Les négociations entre Marc Gricourt et Nicolas Orgelet se sont intensifiées lundi 16 mars 2026. Un accord semble proche, bien que des détails restent à régler.
« La liste qui sera mienne au premier tour sera également celle du second tour. » Ces mots prononcés par Marc Gricourt lors de son dernier meeting de campagne, le 11 mars, marquent un tournant inattendu. En effet, quatre jours plus tard, la liste de Nicolas Orgelet a obtenu 17,76 % des voix, devançant les prévisions. En novembre, Gricourt avait exprimé ses doutes quant à une fusion entre les deux listes, craignant que cela ne nuise à la dynamique électorale. « À moins d'une catastrophe, je suis opposé à une fusion. »
Le 15 mars, Gricourt a néanmoins enregistré une victoire avec 33,65 % des suffrages. Ce qui a surpris, c'est la performance de Nicolas Orgelet, qui s'est qualifié avec brio pour le second tour. Gricourt ne pouvait pas ignorer ce signal des électeurs.
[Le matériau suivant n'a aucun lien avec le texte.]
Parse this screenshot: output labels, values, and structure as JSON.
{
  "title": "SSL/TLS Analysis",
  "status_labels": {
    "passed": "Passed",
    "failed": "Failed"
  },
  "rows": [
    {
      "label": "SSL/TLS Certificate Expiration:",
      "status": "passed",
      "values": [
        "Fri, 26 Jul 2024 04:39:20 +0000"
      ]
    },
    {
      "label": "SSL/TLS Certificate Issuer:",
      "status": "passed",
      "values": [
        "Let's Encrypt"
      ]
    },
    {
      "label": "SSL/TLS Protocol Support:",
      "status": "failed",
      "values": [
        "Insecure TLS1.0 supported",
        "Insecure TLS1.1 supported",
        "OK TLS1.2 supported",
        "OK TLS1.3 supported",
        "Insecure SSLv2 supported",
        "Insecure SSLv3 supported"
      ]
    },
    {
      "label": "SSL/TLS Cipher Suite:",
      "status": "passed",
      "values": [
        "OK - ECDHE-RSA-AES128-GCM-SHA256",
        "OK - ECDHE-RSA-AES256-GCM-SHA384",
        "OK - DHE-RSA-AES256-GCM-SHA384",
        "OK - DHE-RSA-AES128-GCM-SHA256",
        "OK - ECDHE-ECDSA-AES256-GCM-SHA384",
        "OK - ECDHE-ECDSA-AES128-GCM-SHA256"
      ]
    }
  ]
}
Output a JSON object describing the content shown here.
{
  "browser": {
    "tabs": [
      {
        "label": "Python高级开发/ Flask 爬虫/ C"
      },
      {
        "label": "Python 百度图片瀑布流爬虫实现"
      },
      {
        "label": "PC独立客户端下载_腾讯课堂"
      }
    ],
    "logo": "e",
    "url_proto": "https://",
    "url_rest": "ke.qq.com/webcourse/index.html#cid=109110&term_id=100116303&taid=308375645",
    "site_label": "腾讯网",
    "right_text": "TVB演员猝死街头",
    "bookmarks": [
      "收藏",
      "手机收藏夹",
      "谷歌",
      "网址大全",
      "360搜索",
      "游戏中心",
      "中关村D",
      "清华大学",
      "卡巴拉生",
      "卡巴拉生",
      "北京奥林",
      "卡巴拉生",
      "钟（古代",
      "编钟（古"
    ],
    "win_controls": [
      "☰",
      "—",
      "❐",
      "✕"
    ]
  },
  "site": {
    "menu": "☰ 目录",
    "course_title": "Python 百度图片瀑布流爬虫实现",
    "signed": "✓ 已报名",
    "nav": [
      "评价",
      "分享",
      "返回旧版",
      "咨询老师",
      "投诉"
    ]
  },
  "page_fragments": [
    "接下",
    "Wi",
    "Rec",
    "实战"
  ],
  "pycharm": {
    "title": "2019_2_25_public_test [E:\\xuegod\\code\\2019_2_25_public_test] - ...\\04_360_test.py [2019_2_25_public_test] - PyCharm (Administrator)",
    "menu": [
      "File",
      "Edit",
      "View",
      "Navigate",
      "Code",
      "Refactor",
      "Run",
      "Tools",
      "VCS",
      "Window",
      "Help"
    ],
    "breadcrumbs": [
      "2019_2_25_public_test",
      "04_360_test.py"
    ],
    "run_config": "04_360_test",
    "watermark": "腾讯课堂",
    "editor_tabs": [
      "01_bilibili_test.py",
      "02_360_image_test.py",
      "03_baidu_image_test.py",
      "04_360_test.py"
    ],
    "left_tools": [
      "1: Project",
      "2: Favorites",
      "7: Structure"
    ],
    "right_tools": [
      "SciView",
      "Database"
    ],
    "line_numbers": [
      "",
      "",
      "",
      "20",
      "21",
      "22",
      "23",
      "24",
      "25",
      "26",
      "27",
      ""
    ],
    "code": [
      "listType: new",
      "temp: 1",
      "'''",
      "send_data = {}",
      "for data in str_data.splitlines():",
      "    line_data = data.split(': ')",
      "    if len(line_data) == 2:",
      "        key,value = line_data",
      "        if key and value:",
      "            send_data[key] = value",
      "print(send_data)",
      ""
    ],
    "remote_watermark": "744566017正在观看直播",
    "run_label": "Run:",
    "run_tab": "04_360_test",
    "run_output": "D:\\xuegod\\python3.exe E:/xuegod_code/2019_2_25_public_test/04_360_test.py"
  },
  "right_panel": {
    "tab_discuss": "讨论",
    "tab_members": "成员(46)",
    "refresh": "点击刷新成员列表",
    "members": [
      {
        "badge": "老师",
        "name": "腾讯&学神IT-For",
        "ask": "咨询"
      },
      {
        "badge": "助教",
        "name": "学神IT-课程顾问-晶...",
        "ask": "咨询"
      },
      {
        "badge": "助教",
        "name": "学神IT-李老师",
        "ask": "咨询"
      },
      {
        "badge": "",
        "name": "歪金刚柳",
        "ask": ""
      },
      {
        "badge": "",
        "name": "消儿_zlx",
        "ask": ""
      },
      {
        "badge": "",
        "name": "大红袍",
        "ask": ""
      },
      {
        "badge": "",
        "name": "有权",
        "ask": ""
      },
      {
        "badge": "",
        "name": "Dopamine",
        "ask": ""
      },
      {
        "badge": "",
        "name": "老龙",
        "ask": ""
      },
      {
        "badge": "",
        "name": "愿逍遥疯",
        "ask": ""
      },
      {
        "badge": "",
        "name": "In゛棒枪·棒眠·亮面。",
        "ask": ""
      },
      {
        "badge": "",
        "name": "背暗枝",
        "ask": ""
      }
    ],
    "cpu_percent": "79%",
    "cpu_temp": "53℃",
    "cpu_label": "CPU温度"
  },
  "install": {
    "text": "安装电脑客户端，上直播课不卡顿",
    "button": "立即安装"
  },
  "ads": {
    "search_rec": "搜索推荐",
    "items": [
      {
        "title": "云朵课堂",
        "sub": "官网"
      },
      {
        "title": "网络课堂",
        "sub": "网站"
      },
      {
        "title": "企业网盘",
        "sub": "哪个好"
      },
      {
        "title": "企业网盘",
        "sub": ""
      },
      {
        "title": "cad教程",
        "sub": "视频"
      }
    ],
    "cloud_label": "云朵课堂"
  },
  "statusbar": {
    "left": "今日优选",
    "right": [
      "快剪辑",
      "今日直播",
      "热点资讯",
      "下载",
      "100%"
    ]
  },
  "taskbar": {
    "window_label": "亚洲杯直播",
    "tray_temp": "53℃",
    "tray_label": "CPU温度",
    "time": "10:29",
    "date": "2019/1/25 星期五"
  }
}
Face à cette réalité, il a changé de stratégie et s'est montré « ouvert au dialogue », proposant une rencontre avec les Écologistes dès le lendemain.
Des discussions préparées par les Écologistes
Nicolas Orgelet, conscient des enjeux, avait anticipé ce type de négociation dès le début de sa campagne. « Si nos électorats se regroupent à l'entre-deux-tours, cela donnera un élan à la gauche, démontrant sa capacité à se réinventer, » disait-il en décembre dernier. Il précise : « Au premier tour, on choisit ; au deuxième, on s'allie. » Orgelet faisait toujours preuve de prudence, refusant de devenir un simple appât pour la majorité sortante.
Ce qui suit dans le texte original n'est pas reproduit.